In 2001, the Scottish Government announced plans to erect bilingual signage along many of the trunk roads in the Scottish Highlands, in addition to those already erected on local-authority-maintained roads. This project is now all but completed, although importantly it excludes the main A9 trunk road and also the A96 between Inverness and Aberdeen. It has however included the A82 westerly trunk route from Inverness to Glasgow. Since the government has a strict policy of only erecting bilingual roadsigns when new signs in any case had to be erected, the costs to the public purse of making these bilingual has been negligible.

In 2008, eight Caithness councillors were unsuccessful in their attempt to block Highland-wide support for bilingual English/Gaelic signage.

In March 2009, Highland Council's Gaelic committee wrote to the Transport Minister, Stewart Stevenson, asking for the use of Gaelic signage to be extended on trunk roads. The minister responded by saying that he awaited a review that had been commissioned, as he thought there was some anecdotal evidence of motorists encountering some difficulties with bilingual signage.

===Motorist research===
A report was published in 2012 by Transport Scotland stating that bilingual signs were not a danger to motorists. It was noted that the signs required slightly more attention on the part of motorists but that it did not pose any real risk. According to the study there has been no detectable change in accident rates.
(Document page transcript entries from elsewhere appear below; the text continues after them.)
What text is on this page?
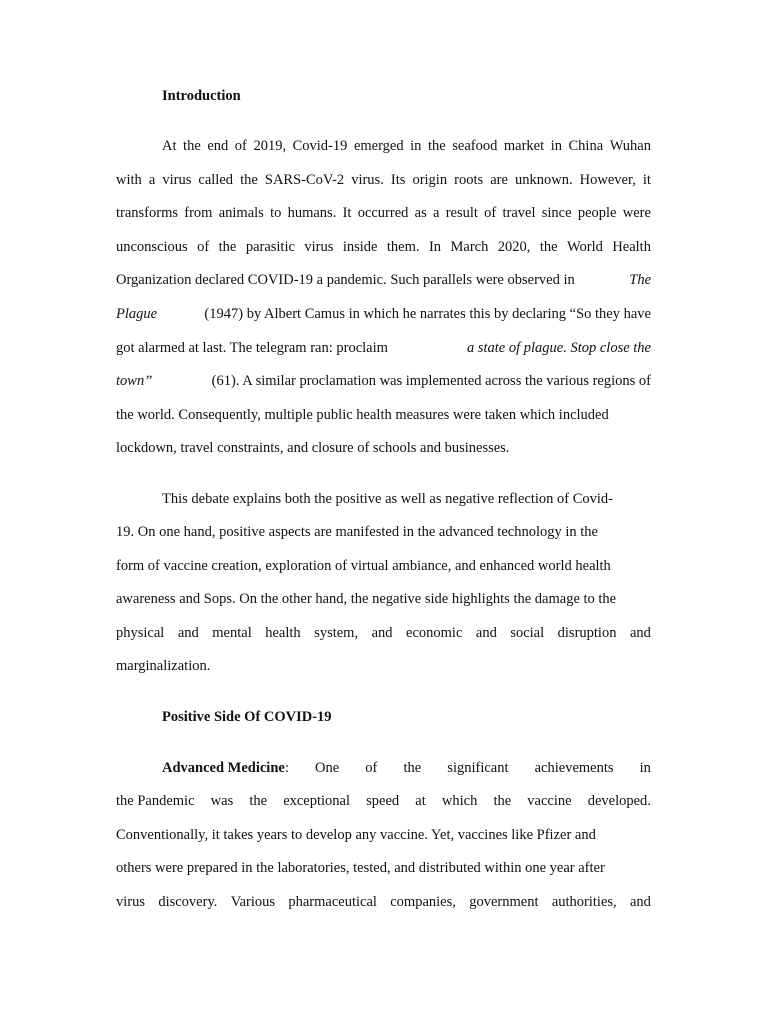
Introduction
At the end of 2019, Covid-19 emerged in the seafood market in China Wuhan
with a virus called the SARS-CoV-2 virus. Its origin roots are unknown. However, it
transforms from animals to humans. It occurred as a result of travel since people were
unconscious of the parasitic virus inside them. In March 2020, the World Health
Organization declared COVID-19 a pandemic. Such parallels were observed in	The
Plague	(1947) by Albert Camus in which he narrates this by declaring “So they have
got alarmed at last. The telegram ran: proclaim	a state of plague. Stop close the
town”	(61). A similar proclamation was implemented across the various regions of
the world. Consequently, multiple public health measures were taken which included
lockdown, travel constraints, and closure of schools and businesses.
This debate explains both the positive as well as negative reflection of Covid-
19. On one hand, positive aspects are manifested in the advanced technology in the
form of vaccine creation, exploration of virtual ambiance, and enhanced world health
awareness and Sops. On the other hand, the negative side highlights the damage to the
physical and mental health system, and economic and social disruption and
marginalization.
Positive Side Of COVID-19
Advanced Medicine: One of the significant achievements in
the Pandemic was the exceptional speed at which the vaccine developed.
Conventionally, it takes years to develop any vaccine. Yet, vaccines like Pfizer and
others were prepared in the laboratories, tested, and distributed within one year after
virus discovery. Various pharmaceutical companies, government authorities, and
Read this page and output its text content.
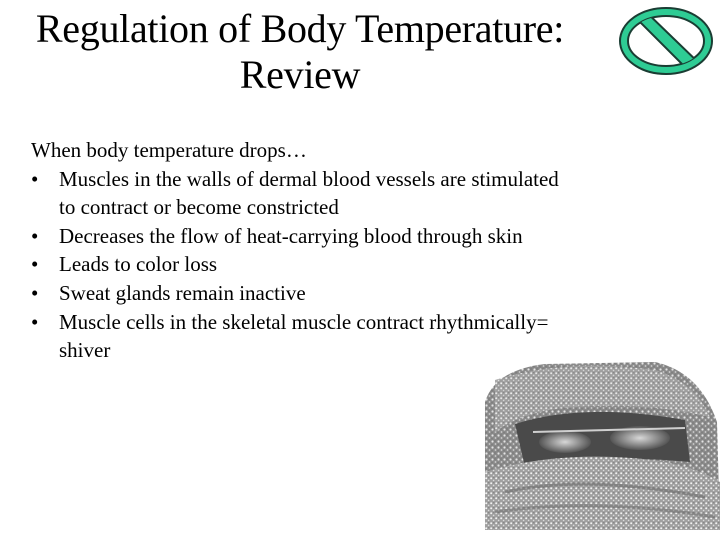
Regulation of Body Temperature:
Review

When body temperature drops…

• Muscles in the walls of dermal blood vessels are stimulated
to contract or become constricted
• Decreases the flow of heat-carrying blood through skin
• Leads to color loss
• Sweat glands remain inactive
• Muscle cells in the skeletal muscle contract rhythmically=
shiver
"The report suggests that while there is reasonable evidence to infer bilingual signs increase the demand of the driving task, drivers appear able to absorb this extra demand, or negate it by slowing down, which ultimately results in no detectable change in accident rates."
— Consultant, TRL

Research conducted by Leeds University indicates that multi-lingual signs consisting of four or more lines of text can cause drivers to brake to allow them time to process the additional information. Following drivers may not react appropriately to the change in speed of the leading vehicle. The study recommends the use of "separation techniques", such as using a different colour of font for each language, which eliminates the problem. Bilingual road signs in Scotland typically use white letters for English and green (or yellow on primary routes) for Gaelic.